Targeted ransomware attacks on banking and finance, government, healthcare, and critical infrastructure are on the rise, with the latest victim being the state government of Louisiana.
The state government of Louisiana was hit by a large-scale coordinated ransomware attack yesterday, which forced the state to take several state agency servers offline, including government websites, email systems, and other internal applications, to mitigate the risk of the malware’s infection from spreading.
The Monday’s ransomware attack resulted in the subsequent shutdown of a majority of large state agencies, including the Office of the Governor, the Office of Motor Vehicles, the Department of Health, the Department of Children and Family Services, and the Department of Transportation and Development, among others.
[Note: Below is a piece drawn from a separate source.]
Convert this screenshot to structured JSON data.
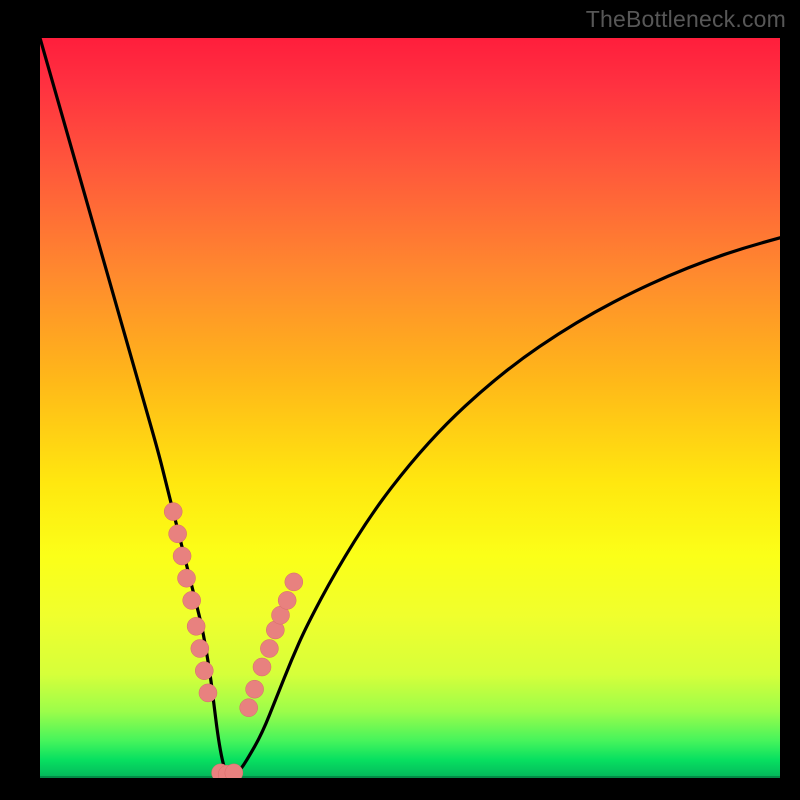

Louisiana Gov. John Bel Edwards revealed the incident in a series of tweets, saying that he had activated the state’s cybersecurity team in response to the cyber attack and that the shutdown of services was due to the state’s response and not due to the attack.
Ransomware attacks involve cybercriminals encrypting files and locking them up so users can’t access them without paying a ransom amount, which they demand typically in Bitcoin to give the user access to those files again.
Edwards noted that the Louisiana State Police and several federal agencies are already investigating the cyberattack that impacted nearly every major state agency.
This is the second major ransomware attack that Louisiana suffered this year. In July 2019, Louisiana declared a state of emergency following a coordinated ransomware outbreak that disrupted nearly half a dozen school districts.
Governor Edwards also confirmed that Monday’s cyber attack is similar to the July’s ransomware attack.
At this time, it’s unclear what family of ransomware malware was used in the latest attack, how the ransomware got into the state’s systems, and how much amount the attackers have demanded as a ransom.
However, the governor has assured that there is “no anticipated data loss” and that “the state did not pay a ransom.”